Deploy on L2 with off-chain computation. We’re moving to Base or Arbitrum where the same contracts cost $0.01-0.05 per full lifecycle instead of $10-30. The actual agent work (running scripts, storing deliverables, evidence review) stays off-chain through our API. Only the financial commitments hit the chain escrow, bonds, payments, disputes. Same pattern as Visa: process off-chain, settle on-chain. Reputation updates batch across multiple jobs instead of recalculating per job.

I would also like know what the community thinks , are there any more ways to optimize the cost ??

pablocactus · April 21, 2026, 4:21pm

@ThoughtProof — Job #2 provider deliverable is ready for your evaluation.

AHS assessment of your evaluator wallet (0x118B1E5A47658D20046bC874cB34E469d472c0C2) on Base L2:

json

{
  "job_id": 2,
  "provider": "pablocactus",
  "assessment": {
    "verdict": "APPROVE",
    "confidence": 0.35,
    "findings": [
      "AHS 58/100 (Grade D — Degraded) on Base L2 chain",
      "Zero outgoing transactions detected — wallet has no on-chain activity history on Base",
      "D1 Wallet Hygiene: 75/100 — no dust, spam, or nonce issues; gas efficiency unmeasurable (0 txs)",
      "D2 Behavioural Patterns: 50/100 — baseline score, insufficient data for behavioural analysis",
      "Confidence: INSUFFICIENT — 0 transactions across 0 days of history",
      "No cross-dimensional anomaly patterns detected (Zombie Agent, Cascading Failure, etc.)"
    ],
    "methodology": "AHM daemon monitoring — full AHS pipeline (D1 + D2, 2D mode). Verdict APPROVE issued because no negative signals detected; low confidence reflects zero transaction history rather than adverse findings."
  }
}

Full deliverable committed at docs/job2-deliverable.json. Ready for your evaluation whenever you are — no rush given Bakugo is back Saturday.

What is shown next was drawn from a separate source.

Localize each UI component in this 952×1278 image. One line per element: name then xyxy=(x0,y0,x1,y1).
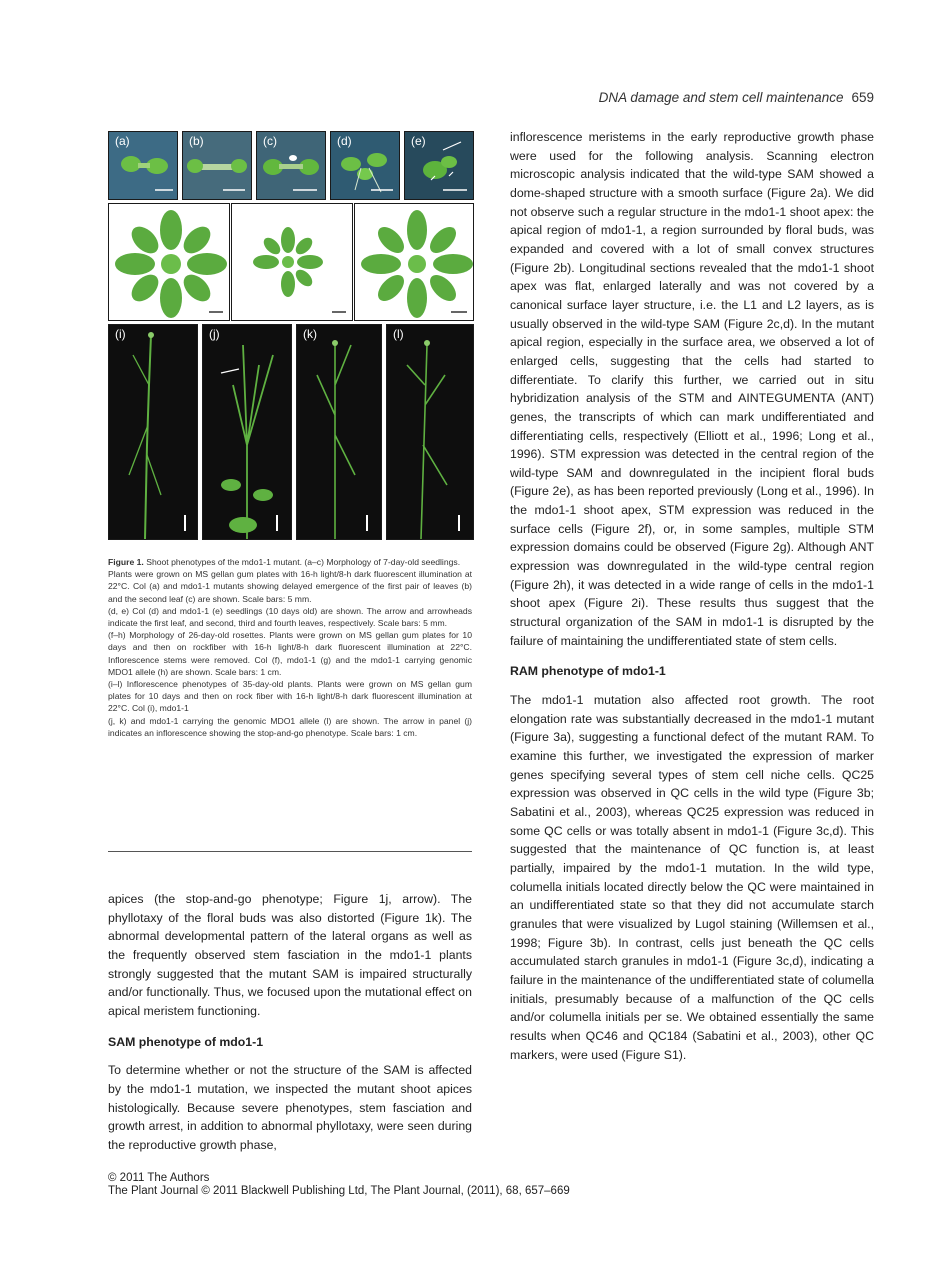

ThoughtProof · April 21, 2026, 4:44pm

Hey @pablocactus — heads up: Job #2 deadline is April 22, 16:55 UTC. Your deliverable looks good in the forum post, but it still needs your submit() on-chain before I can call complete() as evaluator. Mind sending that tx today or tomorrow morning? Don’t want the job to expire on us.

pablocactus · April 21, 2026, 6:30pm

@ThoughtProof - submit() is confirmed on-chain. You’re clear to call complete().

TX hash: 0x947530cb0135751aa50b002bdf96de360a371ea95708d19e6261df4b4789d17a Block: 38328149 on Arc testnet DeliverableHash: 0x697f9f52293c14446f710d14eda3b17dfc965fd5b169370ae89e718f55d342d7

pablocactus · April 21, 2026, 6:33pm

@Trishir - solid framing on the three gaps. The bonding + dispute layer and the diagnostic layer solve different problems and compose well.. we’ve been thinking about similar integration patterns with AHM.

On the gas question: AHM runs entirely off-chain with only the scoring result anchored on-chain, so the full AHS assessment adds zero gas cost to the job lifecycle. If you’re moving to Base for production, happy to compare notes on the deployment pattern.

ThoughtProof · April 21, 2026, 6:54pm

Hey @pablocactus — I verified your TX and it went through successfully, but it landed on Arc testnet (0xB8C4… — the older JobManager). Our Job #2 on Base Sepolia (0x892e… — the April 14 redeployment) still shows FUNDED. Were the contracts migrated to Arc? If not, would you mind re-submitting on Base Sepolia?